Big shift or incremental change?

What’s better: a big shift or incremental change? This was the rhetorical question posed by my colleague Martin Routledge (of In Control and Think Local, Act Personal) as part of a recent discussion about the Care Bill.

It’s apposite, because the Care Bill attempts some big shifts, particularly in the kinds of work which interests us most, which is the shift from thinking about individuals in isolation, to thinking about community development, and from thinking only about people’s needs (identifying those needs and meeting them), to thinking also about people’s strengths, skills and potential.

Incremental change is safer. It takes fewer risks, it builds slowly on what appears to work and there is less obviously someone to blame if it all goes horribly wrong. Big shifts like legislation change or rolling out a whole new service at a national level (I’m thinking of the hundreds of millions which was put into a national short breaks programme for disabled children and their families a few years ago, for instance) offer the possibility of speeding things up, but can also be blunter and risks bigger unintended consequences, or dashed hopes.

Personal budgets were a big shift in many ways. Giving people control of the money being spent on their care was completely transformational for some people and should remain, as the Bill sets out, a clear legal entitlement.

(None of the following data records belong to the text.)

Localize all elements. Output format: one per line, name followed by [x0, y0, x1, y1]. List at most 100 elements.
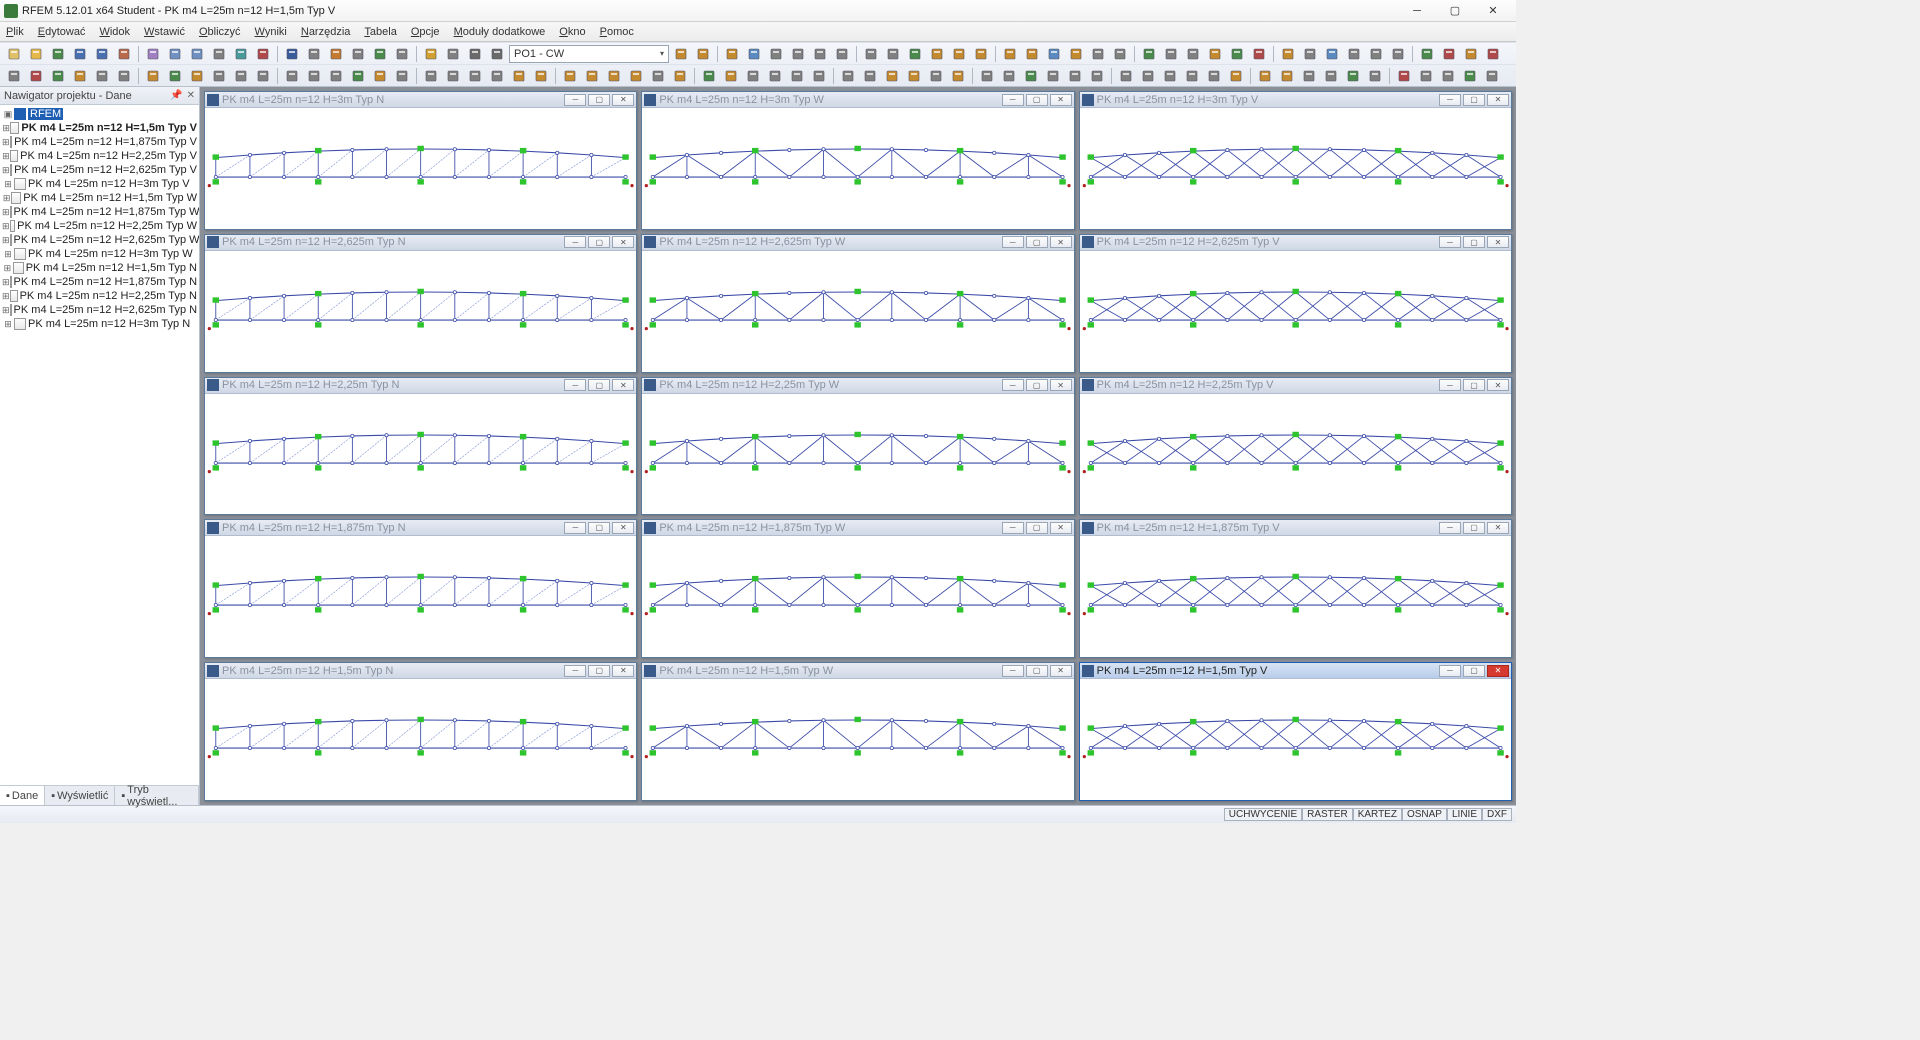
toolbar-button[interactable] [560, 67, 580, 85]
mdi-child-window[interactable]: PK m4 L=25m n=12 H=1,5m Typ N─▢✕ [204, 662, 637, 801]
child-close-button[interactable]: ✕ [1487, 94, 1509, 106]
toolbar-button[interactable] [626, 67, 646, 85]
menu-wstawić[interactable]: Wstawić [144, 26, 185, 38]
child-titlebar[interactable]: PK m4 L=25m n=12 H=2,625m Typ V─▢✕ [1080, 235, 1511, 251]
toolbar-button[interactable] [326, 67, 346, 85]
toolbar-button[interactable] [282, 45, 302, 63]
child-maximize-button[interactable]: ▢ [588, 665, 610, 677]
toolbar-button[interactable] [231, 67, 251, 85]
toolbar-button[interactable] [860, 67, 880, 85]
toolbar-button[interactable] [187, 67, 207, 85]
toolbar-button[interactable] [253, 45, 273, 63]
child-maximize-button[interactable]: ▢ [1463, 665, 1485, 677]
toolbar-button[interactable] [370, 67, 390, 85]
child-minimize-button[interactable]: ─ [564, 94, 586, 106]
toolbar-button[interactable] [1227, 45, 1247, 63]
toolbar-button[interactable] [348, 45, 368, 63]
toolbar-button[interactable] [788, 45, 808, 63]
child-maximize-button[interactable]: ▢ [1463, 379, 1485, 391]
toolbar-button[interactable] [165, 45, 185, 63]
toolbar-button[interactable] [1439, 45, 1459, 63]
tree-item[interactable]: ⊞PK m4 L=25m n=12 H=1,875m Typ N [0, 275, 199, 289]
child-minimize-button[interactable]: ─ [1439, 522, 1461, 534]
status-cell[interactable]: RASTER [1302, 808, 1353, 821]
mdi-child-window[interactable]: PK m4 L=25m n=12 H=2,25m Typ W─▢✕ [641, 377, 1074, 516]
model-canvas[interactable] [642, 536, 1073, 657]
tree-item[interactable]: ⊞PK m4 L=25m n=12 H=3m Typ N [0, 317, 199, 331]
mdi-child-window[interactable]: PK m4 L=25m n=12 H=1,875m Typ V─▢✕ [1079, 519, 1512, 658]
toolbar-button[interactable] [1344, 45, 1364, 63]
child-titlebar[interactable]: PK m4 L=25m n=12 H=1,875m Typ W─▢✕ [642, 520, 1073, 536]
toolbar-button[interactable] [838, 67, 858, 85]
toolbar-button[interactable] [1043, 67, 1063, 85]
toolbar-button[interactable] [699, 67, 719, 85]
toolbar-button[interactable] [1021, 67, 1041, 85]
child-titlebar[interactable]: PK m4 L=25m n=12 H=2,25m Typ W─▢✕ [642, 378, 1073, 394]
toolbar-button[interactable] [209, 45, 229, 63]
toolbar-button[interactable] [304, 45, 324, 63]
child-minimize-button[interactable]: ─ [564, 379, 586, 391]
mdi-child-window[interactable]: PK m4 L=25m n=12 H=2,625m Typ W─▢✕ [641, 234, 1074, 373]
tree-item[interactable]: ⊞PK m4 L=25m n=12 H=2,625m Typ V [0, 163, 199, 177]
toolbar-button[interactable] [1110, 45, 1130, 63]
maximize-button[interactable]: ▢ [1436, 1, 1474, 21]
child-close-button[interactable]: ✕ [612, 665, 634, 677]
toolbar-button[interactable] [949, 45, 969, 63]
toolbar-button[interactable] [92, 67, 112, 85]
model-canvas[interactable] [642, 679, 1073, 800]
toolbar-button[interactable] [143, 67, 163, 85]
tree-item[interactable]: ⊞PK m4 L=25m n=12 H=1,5m Typ V [0, 121, 199, 135]
tree-item[interactable]: ⊞PK m4 L=25m n=12 H=1,875m Typ V [0, 135, 199, 149]
load-case-combo[interactable]: PO1 - CW▾ [509, 45, 669, 63]
child-minimize-button[interactable]: ─ [564, 522, 586, 534]
child-maximize-button[interactable]: ▢ [588, 379, 610, 391]
model-canvas[interactable] [1080, 679, 1511, 800]
model-canvas[interactable] [205, 536, 636, 657]
toolbar-button[interactable] [209, 67, 229, 85]
toolbar-button[interactable] [905, 45, 925, 63]
toolbar-button[interactable] [1183, 45, 1203, 63]
status-cell[interactable]: UCHWYCENIE [1224, 808, 1302, 821]
toolbar-button[interactable] [926, 67, 946, 85]
toolbar-button[interactable] [1044, 45, 1064, 63]
toolbar-button[interactable] [165, 67, 185, 85]
tree-item[interactable]: ⊞PK m4 L=25m n=12 H=3m Typ V [0, 177, 199, 191]
tree-item[interactable]: ⊞PK m4 L=25m n=12 H=2,625m Typ N [0, 303, 199, 317]
toolbar-button[interactable] [1160, 67, 1180, 85]
child-minimize-button[interactable]: ─ [1439, 94, 1461, 106]
mdi-child-window[interactable]: PK m4 L=25m n=12 H=1,5m Typ V─▢✕ [1079, 662, 1512, 801]
tree-item[interactable]: ⊞PK m4 L=25m n=12 H=1,5m Typ N [0, 261, 199, 275]
toolbar-button[interactable] [1087, 67, 1107, 85]
toolbar-button[interactable] [392, 67, 412, 85]
child-minimize-button[interactable]: ─ [1002, 665, 1024, 677]
child-close-button[interactable]: ✕ [1487, 236, 1509, 248]
navigator-pin-icon[interactable]: 📌 [170, 90, 182, 101]
toolbar-button[interactable] [861, 45, 881, 63]
toolbar-button[interactable] [421, 45, 441, 63]
toolbar-button[interactable] [4, 45, 24, 63]
toolbar-button[interactable] [4, 67, 24, 85]
menu-moduły dodatkowe[interactable]: Moduły dodatkowe [454, 26, 546, 38]
toolbar-button[interactable] [1322, 45, 1342, 63]
model-canvas[interactable] [1080, 108, 1511, 229]
status-cell[interactable]: KARTEZ [1353, 808, 1402, 821]
toolbar-button[interactable] [1116, 67, 1136, 85]
toolbar-button[interactable] [531, 67, 551, 85]
mdi-child-window[interactable]: PK m4 L=25m n=12 H=2,25m Typ V─▢✕ [1079, 377, 1512, 516]
toolbar-button[interactable] [999, 67, 1019, 85]
child-titlebar[interactable]: PK m4 L=25m n=12 H=2,625m Typ N─▢✕ [205, 235, 636, 251]
toolbar-button[interactable] [282, 67, 302, 85]
menu-wyniki[interactable]: Wyniki [255, 26, 287, 38]
toolbar-button[interactable] [1321, 67, 1341, 85]
mdi-child-window[interactable]: PK m4 L=25m n=12 H=1,875m Typ N─▢✕ [204, 519, 637, 658]
toolbar-button[interactable] [187, 45, 207, 63]
toolbar-button[interactable] [1366, 45, 1386, 63]
minimize-button[interactable]: ─ [1398, 1, 1436, 21]
child-close-button[interactable]: ✕ [1050, 665, 1072, 677]
tree-item[interactable]: ⊞PK m4 L=25m n=12 H=2,25m Typ N [0, 289, 199, 303]
child-close-button[interactable]: ✕ [1487, 379, 1509, 391]
child-close-button[interactable]: ✕ [612, 522, 634, 534]
navigator-tab[interactable]: ▪Wyświetlić [45, 786, 115, 805]
tree-root[interactable]: RFEM [28, 108, 63, 120]
model-canvas[interactable] [642, 108, 1073, 229]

It disrupted expectations and assumptions in a very positive way and helped thousands to become equal citizens. But there are also areas where Direct Payments and personal budgets were used as justification for resource cuts and there are examples of planners abandoning their role in shaping care provision, in the mistaken belief that ‘the market will provide’, as well as lots of other poor or perverse implementations of a great idea.

The Care Bill offers the possibility of thinking about “strengths-based” or “asset-based” approaches (which look for skills and potential, not just for needs) being embedded in ‘the system’ for the first time. The first clause of the Bill says that social care will be reframed around the goal of promoting well-being for people, including their roles as family members and active citizens. The Bill also recognises and supports family carers as co-producers of care for the first time.

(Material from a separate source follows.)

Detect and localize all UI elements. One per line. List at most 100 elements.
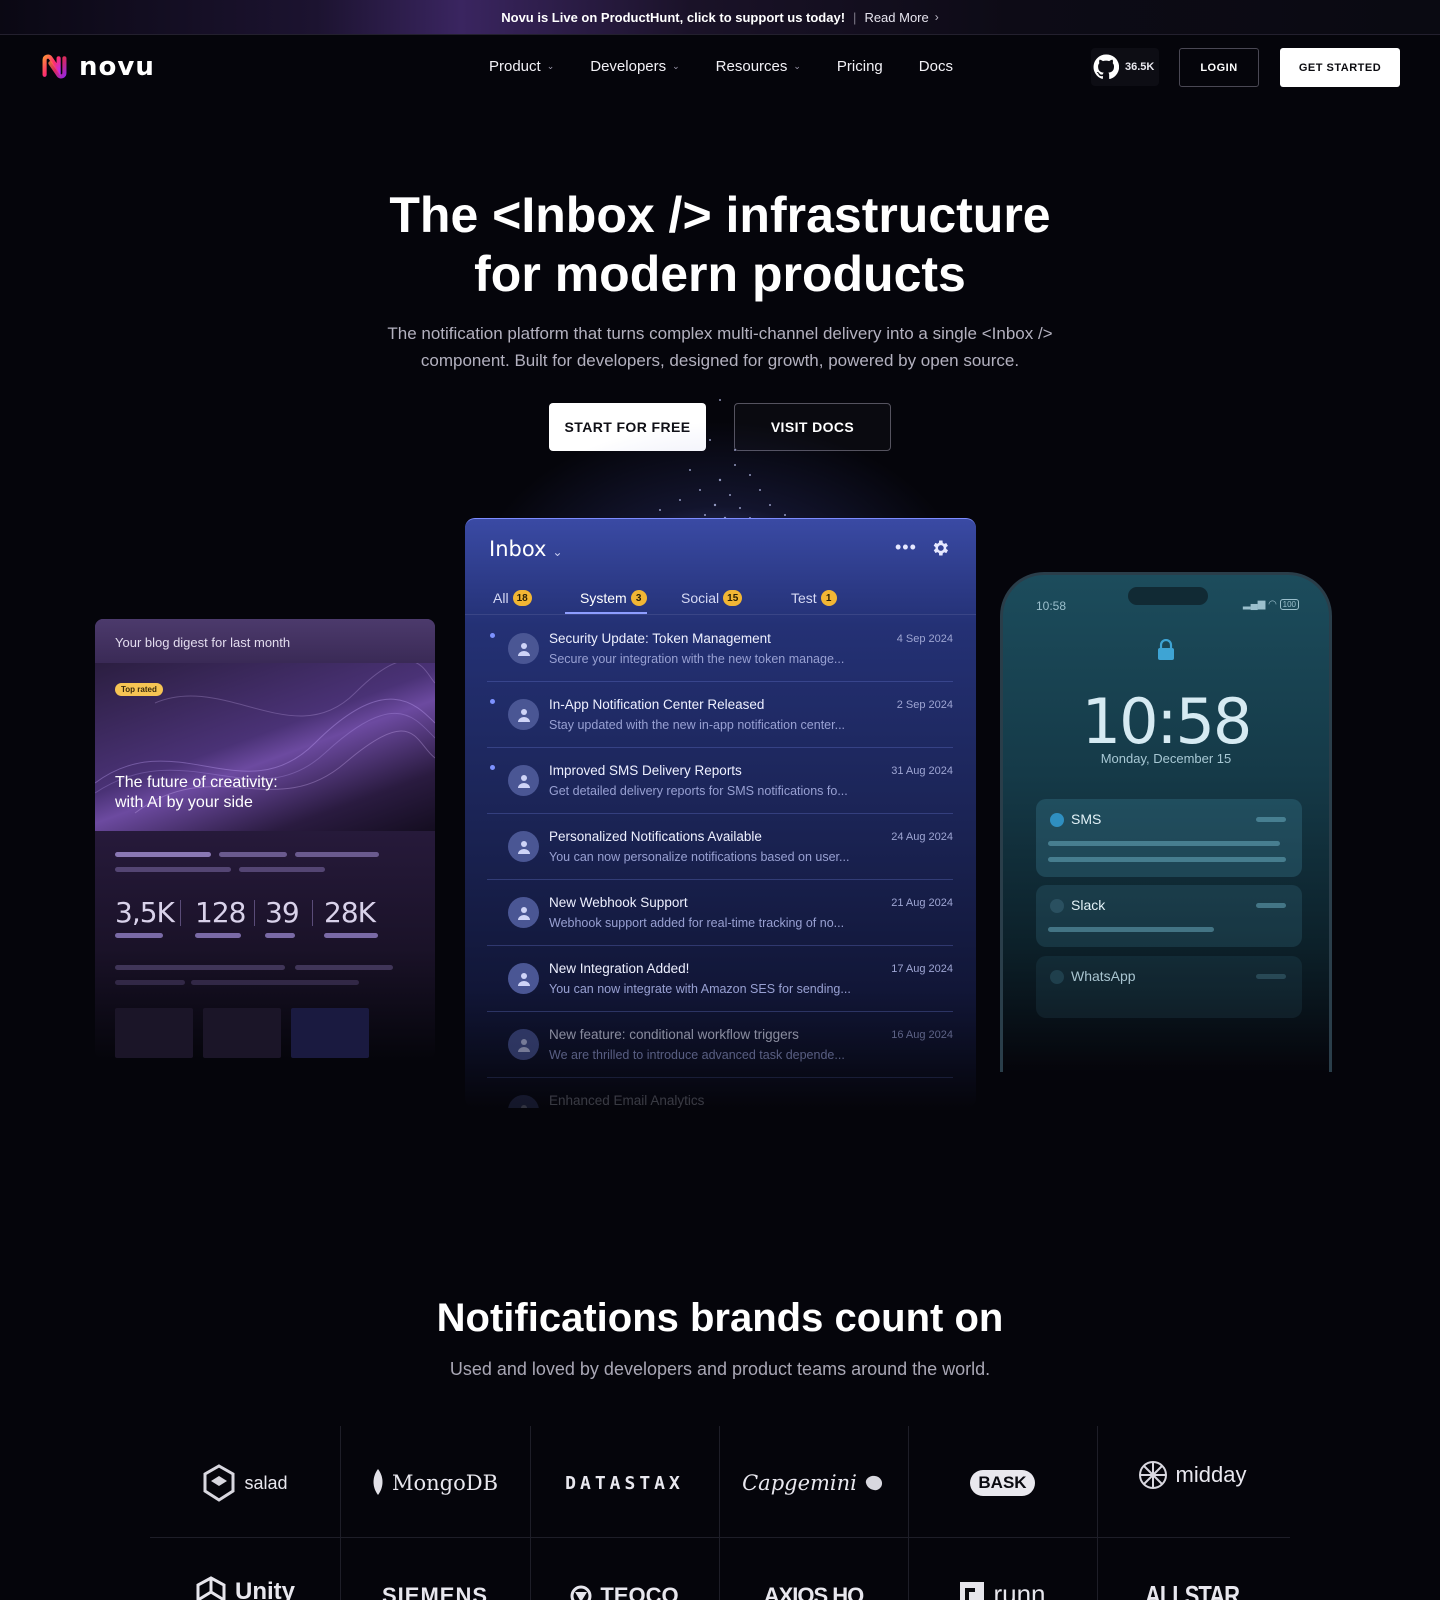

But the gap between the intentions and the reality for lots of people is widening. Someone who is denied basic social care by their council is unlikely to be excited by the council supporting them to consider their assets. Even setting aside the massive cuts to services, the culture of social care is one in which treating people as equal partners, as experts, is far from the norm. So the introduction of new terms in the Bill will in some areas simply generate new excuses for inadequate service offers.

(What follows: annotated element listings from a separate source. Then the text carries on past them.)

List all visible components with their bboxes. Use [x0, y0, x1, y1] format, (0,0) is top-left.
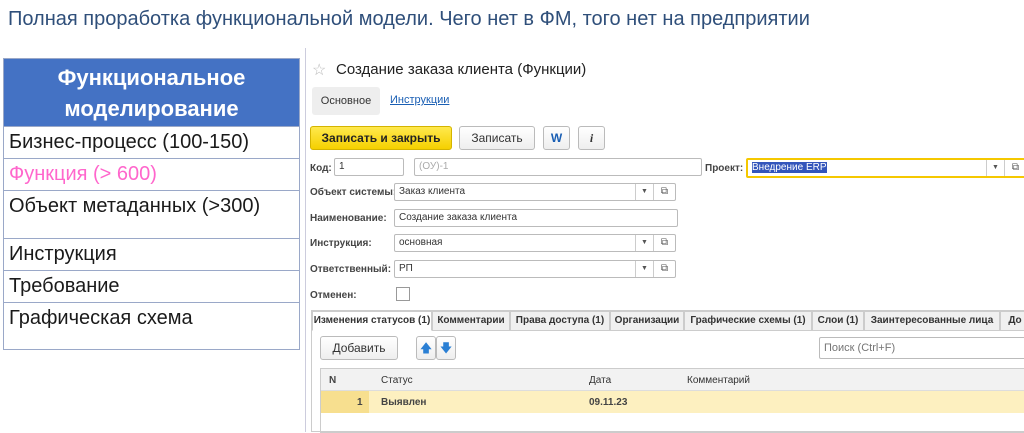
open-icon[interactable]: ⧉	[653, 184, 675, 200]
code-input[interactable]: 1	[334, 158, 404, 176]
functional-modeling-table: Функциональное моделирование Бизнес-проц…	[3, 58, 300, 350]
save-button[interactable]: Записать	[459, 126, 535, 150]
slide-title: Полная проработка функциональной модели.…	[8, 8, 810, 30]
word-icon[interactable]: W	[543, 126, 570, 150]
project-value: Внедрение ERP	[752, 162, 827, 173]
subtab-comments[interactable]: Комментарии	[432, 311, 510, 331]
tab-main[interactable]: Основное	[312, 87, 380, 115]
row-n: 1	[357, 397, 363, 408]
column-n[interactable]: N	[329, 375, 336, 386]
move-up-icon[interactable]: 🡅	[416, 336, 436, 360]
table-row-highlighted: Функция (> 600)	[4, 158, 299, 190]
search-input[interactable]	[819, 337, 1024, 359]
column-date[interactable]: Дата	[589, 375, 611, 386]
instruction-field[interactable]: основная ▼ ⧉	[394, 234, 676, 252]
dropdown-icon[interactable]: ▼	[635, 261, 653, 277]
subtab-area: Изменения статусов (1) Комментарии Права…	[311, 310, 1024, 433]
subtab-stakeholders[interactable]: Заинтересованные лица	[864, 311, 1000, 331]
row-status: Выявлен	[381, 397, 427, 408]
dropdown-icon[interactable]: ▼	[635, 235, 653, 251]
open-icon[interactable]: ⧉	[653, 261, 675, 277]
add-button[interactable]: Добавить	[320, 336, 398, 360]
code2-input[interactable]: (ОУ)-1	[414, 158, 702, 176]
responsible-label: Ответственный:	[310, 264, 392, 275]
form-title: Создание заказа клиента (Функции)	[336, 61, 587, 78]
cancelled-label: Отменен:	[310, 290, 357, 301]
object-label: Объект системы:	[310, 187, 397, 198]
row-date: 09.11.23	[589, 397, 628, 408]
subtab-organizations[interactable]: Организации	[610, 311, 684, 331]
table-header: Функциональное моделирование	[4, 59, 299, 126]
responsible-value: РП	[399, 263, 413, 274]
form-panel: ☆ Создание заказа клиента (Функции) Осно…	[305, 48, 1024, 433]
header-line: моделирование	[64, 96, 239, 121]
cancelled-checkbox[interactable]	[396, 287, 410, 301]
object-field[interactable]: Заказ клиента ▼ ⧉	[394, 183, 676, 201]
subtab-layers[interactable]: Слои (1)	[812, 311, 864, 331]
status-grid: N Статус Дата Комментарий 1 Выявлен 09.1…	[320, 368, 1024, 433]
header-line: Функциональное	[57, 65, 246, 90]
table-row: Объект метаданных (>300)	[4, 190, 299, 238]
open-icon[interactable]: ⧉	[653, 235, 675, 251]
code-label: Код:	[310, 163, 332, 174]
table-row: Бизнес-процесс (100-150)	[4, 126, 299, 158]
grid-header: N Статус Дата Комментарий	[321, 369, 1024, 391]
tab-instructions[interactable]: Инструкции	[390, 94, 449, 106]
dropdown-icon[interactable]: ▼	[986, 160, 1004, 176]
table-row: Инструкция	[4, 238, 299, 270]
subtab-more[interactable]: До	[1000, 311, 1024, 331]
open-icon[interactable]: ⧉	[1004, 160, 1024, 176]
grid-row[interactable]: 1 Выявлен 09.11.23	[321, 391, 1024, 413]
instruction-label: Инструкция:	[310, 238, 372, 249]
responsible-field[interactable]: РП ▼ ⧉	[394, 260, 676, 278]
move-down-icon[interactable]: 🡇	[436, 336, 456, 360]
save-close-button[interactable]: Записать и закрыть	[310, 126, 452, 150]
dropdown-icon[interactable]: ▼	[635, 184, 653, 200]
star-icon[interactable]: ☆	[312, 60, 326, 80]
project-label: Проект:	[705, 163, 744, 174]
project-field[interactable]: Внедрение ERP ▼ ⧉	[746, 158, 1024, 178]
table-row: Требование	[4, 270, 299, 302]
name-input[interactable]: Создание заказа клиента	[394, 209, 678, 227]
subtab-access[interactable]: Права доступа (1)	[510, 311, 610, 331]
column-status[interactable]: Статус	[381, 375, 413, 386]
info-icon[interactable]: i	[578, 126, 605, 150]
subtab-status-changes[interactable]: Изменения статусов (1)	[312, 311, 432, 331]
instruction-value: основная	[399, 237, 443, 248]
object-value: Заказ клиента	[399, 186, 466, 197]
table-row: Графическая схема	[4, 302, 299, 349]
name-label: Наименование:	[310, 213, 387, 224]
column-comment[interactable]: Комментарий	[687, 375, 750, 386]
subtab-schemes[interactable]: Графические схемы (1)	[684, 311, 812, 331]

And yet, the risks which we are poorest at understanding are not the risks of change, but the risks of maintaining the status quo. The Bill sets out the beginnings of a set of expectations which citizens may one day be able to draw on to demand to be treated as equals, as expert partners and collaborators, not as supplicants. There are a hundred things which could  – and will in some places – prevent or distort that shift. But we live in a time where incremental improvements, won through rising public service budgets, are turning into incremental losses. It’s hard to see how we can achieve anything better within the current system than a diminishing ratio of resources to needs. The pace at which the welfare state and the social contract which we have grown up with are being chipped away is accelerating. I’m not sure we have any alternative to staking what we have on the big shifts implied by the Bill, however incomplete and risky they seem now, and then sharing the responsibility to make them work.